Both my life and this post were made easier by Heinz's book Over 10o Helpful Household Hints for Vinegar by Christine Halvorson, published by Publications International, Ltd in 2008. It was a very thoughtful gift from my Grandma DJ at Christmas a couple of years ago. Thanks, Grandma!

Monday, February 15, 2010

Outside Looking In

This kid loves his play time in the snow. Almost every afternoon, he goes out with a toy or two and putzes around the backyard (thank goodness for fences!) and plays in the snow. Sometimes he's out there an entire hour while I'm making dinner, but usually he gets cold after 20 minutes or so and comes in for some hot chocolate. With cinnamon, of course.

Friday, February 12, 2010

Simple Recipe Collection

About seven years ago, my recipes were kept in a file folder which was jammed-packed with recipes I'd both tried and not tried, all mixed together in a messy pile of barely-tapped potential. When I would go to look for a recipe I had in mind, I spent most of my time shuffling through the debris, muttering to myself, "I know it's here somewhere...." For those of you who know me, it's shocking, I know. But that was my cooking life for the first two years of our marriage. day, I had an epiphany that literally changed my life: Why not type out any recipe I know I'll use again on a 4x6" note card and keep them in a photo album, organized by category? And thus was born the document that my husband puts on his list of things for which he'd run into a burning building to save: my recipe book.

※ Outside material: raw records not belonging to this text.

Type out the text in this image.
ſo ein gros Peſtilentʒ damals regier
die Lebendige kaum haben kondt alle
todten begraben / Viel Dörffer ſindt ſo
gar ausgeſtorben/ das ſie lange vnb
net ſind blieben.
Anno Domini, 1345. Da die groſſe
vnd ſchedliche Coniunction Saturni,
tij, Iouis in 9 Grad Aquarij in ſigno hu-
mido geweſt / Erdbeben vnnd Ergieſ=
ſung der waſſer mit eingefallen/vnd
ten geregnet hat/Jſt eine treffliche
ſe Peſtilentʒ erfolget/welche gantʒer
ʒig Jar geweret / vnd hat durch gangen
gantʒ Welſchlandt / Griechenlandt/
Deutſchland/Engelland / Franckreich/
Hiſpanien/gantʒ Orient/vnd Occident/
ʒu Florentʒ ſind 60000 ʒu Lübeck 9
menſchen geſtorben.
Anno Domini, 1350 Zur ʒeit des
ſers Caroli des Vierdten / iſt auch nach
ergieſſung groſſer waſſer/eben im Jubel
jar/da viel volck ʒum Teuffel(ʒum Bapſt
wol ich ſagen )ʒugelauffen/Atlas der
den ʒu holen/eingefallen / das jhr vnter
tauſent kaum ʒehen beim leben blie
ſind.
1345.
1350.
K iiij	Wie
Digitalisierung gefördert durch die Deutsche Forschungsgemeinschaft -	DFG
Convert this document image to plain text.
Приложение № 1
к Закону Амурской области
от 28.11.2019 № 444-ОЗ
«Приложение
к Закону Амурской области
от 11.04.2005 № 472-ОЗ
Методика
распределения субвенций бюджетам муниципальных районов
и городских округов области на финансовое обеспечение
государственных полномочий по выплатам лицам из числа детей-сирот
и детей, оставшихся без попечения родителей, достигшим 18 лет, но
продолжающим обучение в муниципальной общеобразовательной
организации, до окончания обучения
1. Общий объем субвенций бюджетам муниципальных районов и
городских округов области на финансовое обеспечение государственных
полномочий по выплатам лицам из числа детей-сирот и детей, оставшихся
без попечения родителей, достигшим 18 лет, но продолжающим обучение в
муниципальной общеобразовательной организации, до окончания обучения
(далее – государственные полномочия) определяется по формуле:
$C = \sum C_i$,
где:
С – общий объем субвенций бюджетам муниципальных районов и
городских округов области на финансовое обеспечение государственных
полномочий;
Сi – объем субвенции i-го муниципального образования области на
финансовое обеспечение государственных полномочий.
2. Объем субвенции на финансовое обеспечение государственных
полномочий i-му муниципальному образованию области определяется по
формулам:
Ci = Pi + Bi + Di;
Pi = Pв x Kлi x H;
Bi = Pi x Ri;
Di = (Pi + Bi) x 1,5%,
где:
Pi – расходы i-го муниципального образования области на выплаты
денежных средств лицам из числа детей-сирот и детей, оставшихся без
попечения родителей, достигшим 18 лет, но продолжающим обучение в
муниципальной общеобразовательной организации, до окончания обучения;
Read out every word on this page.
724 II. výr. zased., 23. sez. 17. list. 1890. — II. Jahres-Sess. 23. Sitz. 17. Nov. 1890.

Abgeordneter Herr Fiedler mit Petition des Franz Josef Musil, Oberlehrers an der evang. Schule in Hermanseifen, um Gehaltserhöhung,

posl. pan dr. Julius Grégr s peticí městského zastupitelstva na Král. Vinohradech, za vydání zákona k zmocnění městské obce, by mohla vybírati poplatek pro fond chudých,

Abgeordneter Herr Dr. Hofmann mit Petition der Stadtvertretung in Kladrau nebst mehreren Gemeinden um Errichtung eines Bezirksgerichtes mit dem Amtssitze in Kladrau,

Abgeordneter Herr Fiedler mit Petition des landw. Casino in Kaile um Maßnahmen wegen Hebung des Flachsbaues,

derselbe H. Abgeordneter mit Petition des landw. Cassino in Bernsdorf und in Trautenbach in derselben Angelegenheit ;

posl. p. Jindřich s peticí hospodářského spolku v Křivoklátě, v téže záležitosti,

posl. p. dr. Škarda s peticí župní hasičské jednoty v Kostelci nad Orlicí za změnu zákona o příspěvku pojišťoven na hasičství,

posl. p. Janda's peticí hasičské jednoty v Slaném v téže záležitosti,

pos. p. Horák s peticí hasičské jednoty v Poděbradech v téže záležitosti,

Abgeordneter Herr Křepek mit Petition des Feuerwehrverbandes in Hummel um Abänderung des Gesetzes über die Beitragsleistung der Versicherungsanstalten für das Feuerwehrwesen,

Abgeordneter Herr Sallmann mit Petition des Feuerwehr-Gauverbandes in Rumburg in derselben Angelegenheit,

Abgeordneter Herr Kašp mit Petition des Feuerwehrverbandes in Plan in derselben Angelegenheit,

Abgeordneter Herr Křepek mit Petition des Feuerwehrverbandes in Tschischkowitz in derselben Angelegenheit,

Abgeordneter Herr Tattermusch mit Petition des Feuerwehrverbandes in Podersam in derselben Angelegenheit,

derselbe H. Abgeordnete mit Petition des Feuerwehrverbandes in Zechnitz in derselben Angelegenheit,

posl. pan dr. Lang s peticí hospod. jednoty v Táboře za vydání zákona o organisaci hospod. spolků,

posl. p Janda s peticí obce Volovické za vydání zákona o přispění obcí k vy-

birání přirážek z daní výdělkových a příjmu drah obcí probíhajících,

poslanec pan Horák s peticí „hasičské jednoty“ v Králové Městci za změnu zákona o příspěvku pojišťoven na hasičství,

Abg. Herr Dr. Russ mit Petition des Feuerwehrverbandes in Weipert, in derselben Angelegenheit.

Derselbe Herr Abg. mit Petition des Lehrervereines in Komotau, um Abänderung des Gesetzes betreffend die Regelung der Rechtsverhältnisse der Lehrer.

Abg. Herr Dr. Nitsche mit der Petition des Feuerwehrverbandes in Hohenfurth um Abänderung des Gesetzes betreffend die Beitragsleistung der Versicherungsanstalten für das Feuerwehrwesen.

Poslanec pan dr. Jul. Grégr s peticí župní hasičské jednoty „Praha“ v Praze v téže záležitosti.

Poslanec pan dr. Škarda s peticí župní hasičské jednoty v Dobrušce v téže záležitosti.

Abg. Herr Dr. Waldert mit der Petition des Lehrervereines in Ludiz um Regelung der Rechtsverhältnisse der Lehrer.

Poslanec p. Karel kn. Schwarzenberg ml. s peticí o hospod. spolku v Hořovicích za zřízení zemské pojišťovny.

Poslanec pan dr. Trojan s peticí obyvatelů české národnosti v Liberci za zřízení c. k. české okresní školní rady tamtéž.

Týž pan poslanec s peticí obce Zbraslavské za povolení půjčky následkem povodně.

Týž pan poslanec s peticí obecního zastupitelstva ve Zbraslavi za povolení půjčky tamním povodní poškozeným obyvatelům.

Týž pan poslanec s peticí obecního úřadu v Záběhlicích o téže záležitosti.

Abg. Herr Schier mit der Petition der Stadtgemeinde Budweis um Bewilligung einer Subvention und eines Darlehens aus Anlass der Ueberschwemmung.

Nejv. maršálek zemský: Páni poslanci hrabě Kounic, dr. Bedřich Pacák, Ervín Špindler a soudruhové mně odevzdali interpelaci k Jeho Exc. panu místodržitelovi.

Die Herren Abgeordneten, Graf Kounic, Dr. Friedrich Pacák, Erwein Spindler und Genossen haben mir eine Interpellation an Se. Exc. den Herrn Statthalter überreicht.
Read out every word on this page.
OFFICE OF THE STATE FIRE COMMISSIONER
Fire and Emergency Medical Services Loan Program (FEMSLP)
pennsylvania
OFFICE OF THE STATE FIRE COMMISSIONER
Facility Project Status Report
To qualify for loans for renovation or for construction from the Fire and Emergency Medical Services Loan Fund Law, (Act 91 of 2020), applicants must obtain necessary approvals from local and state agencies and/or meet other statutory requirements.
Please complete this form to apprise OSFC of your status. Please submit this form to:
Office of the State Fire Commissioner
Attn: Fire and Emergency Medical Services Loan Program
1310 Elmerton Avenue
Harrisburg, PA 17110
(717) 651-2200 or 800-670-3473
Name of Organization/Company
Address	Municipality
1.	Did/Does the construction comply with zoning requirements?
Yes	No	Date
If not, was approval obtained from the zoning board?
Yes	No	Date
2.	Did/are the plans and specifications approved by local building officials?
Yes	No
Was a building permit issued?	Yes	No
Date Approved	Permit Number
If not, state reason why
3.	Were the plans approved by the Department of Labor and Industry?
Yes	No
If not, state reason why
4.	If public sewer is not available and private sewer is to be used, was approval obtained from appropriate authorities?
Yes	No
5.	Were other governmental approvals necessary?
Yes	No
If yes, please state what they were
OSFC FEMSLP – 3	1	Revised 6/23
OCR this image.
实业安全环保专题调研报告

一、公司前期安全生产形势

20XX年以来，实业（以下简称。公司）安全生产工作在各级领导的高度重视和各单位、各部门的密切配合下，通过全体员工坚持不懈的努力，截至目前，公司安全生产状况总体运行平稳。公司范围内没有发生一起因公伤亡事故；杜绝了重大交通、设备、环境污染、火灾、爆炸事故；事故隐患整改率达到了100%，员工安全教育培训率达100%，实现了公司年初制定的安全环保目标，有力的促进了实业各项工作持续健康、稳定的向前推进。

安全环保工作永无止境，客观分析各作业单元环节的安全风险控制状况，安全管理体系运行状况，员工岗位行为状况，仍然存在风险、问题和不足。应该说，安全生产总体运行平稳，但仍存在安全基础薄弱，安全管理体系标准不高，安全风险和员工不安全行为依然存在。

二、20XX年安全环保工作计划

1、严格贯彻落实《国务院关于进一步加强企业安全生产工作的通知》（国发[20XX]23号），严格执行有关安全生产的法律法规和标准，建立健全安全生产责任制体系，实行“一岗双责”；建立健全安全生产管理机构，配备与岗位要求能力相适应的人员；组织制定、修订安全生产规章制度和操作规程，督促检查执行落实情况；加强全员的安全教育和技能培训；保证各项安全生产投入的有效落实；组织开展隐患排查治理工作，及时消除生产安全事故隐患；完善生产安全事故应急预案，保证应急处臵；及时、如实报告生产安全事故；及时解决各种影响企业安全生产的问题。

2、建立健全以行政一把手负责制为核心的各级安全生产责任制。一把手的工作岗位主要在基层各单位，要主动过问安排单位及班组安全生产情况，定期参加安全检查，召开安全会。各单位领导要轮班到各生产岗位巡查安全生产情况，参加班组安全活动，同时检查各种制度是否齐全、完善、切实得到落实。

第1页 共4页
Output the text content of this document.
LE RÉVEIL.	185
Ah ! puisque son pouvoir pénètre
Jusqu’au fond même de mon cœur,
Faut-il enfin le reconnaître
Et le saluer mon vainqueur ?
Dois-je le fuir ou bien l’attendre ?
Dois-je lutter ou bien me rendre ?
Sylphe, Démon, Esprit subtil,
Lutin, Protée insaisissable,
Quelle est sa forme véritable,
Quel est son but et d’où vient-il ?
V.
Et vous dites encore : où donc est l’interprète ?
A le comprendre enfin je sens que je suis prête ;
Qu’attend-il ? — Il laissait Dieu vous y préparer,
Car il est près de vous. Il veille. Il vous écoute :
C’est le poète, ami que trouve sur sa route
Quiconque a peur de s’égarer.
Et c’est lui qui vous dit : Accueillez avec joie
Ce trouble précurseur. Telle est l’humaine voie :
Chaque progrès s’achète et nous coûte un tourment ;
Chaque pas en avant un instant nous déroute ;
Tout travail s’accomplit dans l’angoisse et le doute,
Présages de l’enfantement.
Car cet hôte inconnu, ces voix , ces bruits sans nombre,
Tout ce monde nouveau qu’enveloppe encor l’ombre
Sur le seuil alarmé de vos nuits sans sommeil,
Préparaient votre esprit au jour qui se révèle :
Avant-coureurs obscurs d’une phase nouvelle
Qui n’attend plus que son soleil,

Meet one of my best friends: This baby makes my life infinitely easier and is really not that hard to keep up. Not only can I quickly and easily find any recipe I'm looking for, but it also makes menu planning much more simple because I can just flip through the categories to get some ideas of things I'm already confident I can make well.

As you can see, I used file folder tabs to delineate the categories, plain white 4x6" notecards to print the recipes out on, and a refillable 3-ring photo album to put them all in. Easy peasy.
And this week marked an important event in the life of my recipe book. Because my collection is growing so large, I was running out of room to put new pages in the book. Hence, Book #2 came into being. And now my recipes have breathing room. Ahhhhhh......

So, how do you organize your recipes? Do you have a box that you keep them all in? A binder? A computer file? Nothing at all? Where do you go when you want to access a tried-and-true recipe that you've made before?